The Republicans did not go into specifics, although DeLay mentioned legislation to encourage private sector research and development. GOP Whip Roy Blunt, R-Mo., said the House would take up a free trade agreement with Australia.

Already planned for the next several weeks are several attempts to make permanent the tax cuts Congress has passed in recent years, including one eliminating the so-called marriage penalty and another maintaining the current 10 percent for the lowest income tax bracket.

Eight areas
In general, they named eight areas: health care security, bureaucratic red tape, lifelong learning, fair trade, tax relief, energy security, spurring innovation and ending lawsuit abuse.

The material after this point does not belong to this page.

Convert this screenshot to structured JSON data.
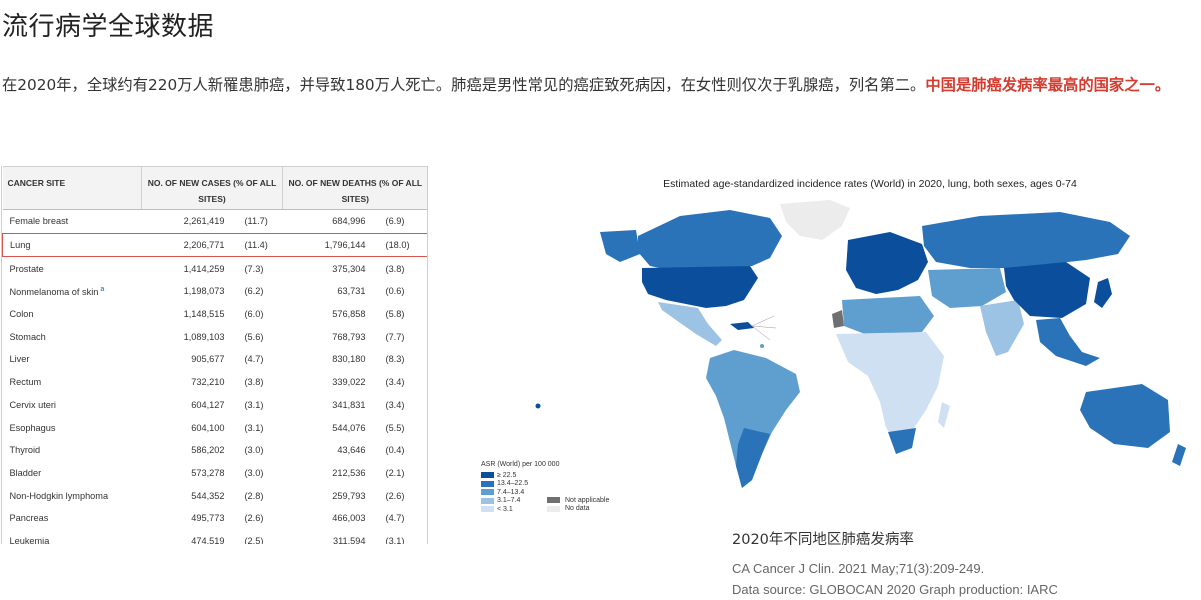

The Republican-dominated House has already addressed many of these issues, only to see legislation stall in the Senate, where Democrats have greater ability to block bills they don’t like.

The House has previously approved bills limiting medical liability and class action lawsuits, and promoting associated health plans for small businesses. DeLay noted that enactment of an energy security bill passed by the House last year depended on Senate Democrats ending their resistance.

Senate Democratic leader Tom Daschle, House Democratic leader Nancy Pelosi and three Democratic governors, meanwhile, blamed the Bush administration’s economic policies for what they called the hemorrhaging of U.S. manufacturing jobs.

Pelosi, D-Calif., said 2.8 million manufacturing jobs have been lost since Bush took office and 1 million jobs have moved overseas.

'Longest job slump' since Depression
The nation is experiencing the “longest job slump since the Great Depression,” said Daschle, D-S.D. “The Republican response so far has been to do nothing.”

Michigan Gov. Jennifer Granholm said states need federal help to enforce international trade laws, fund workforce training and reduce rising pension and health care costs. “There’s a myth out there that states are not doing enough,” she said. “We need federal partners to prevent job losses.”

Evans, at the separate news conference, defended the administration’s trade enforcement policies, noting that the United States has filed twice as many anti-dumping cases against China as any other country.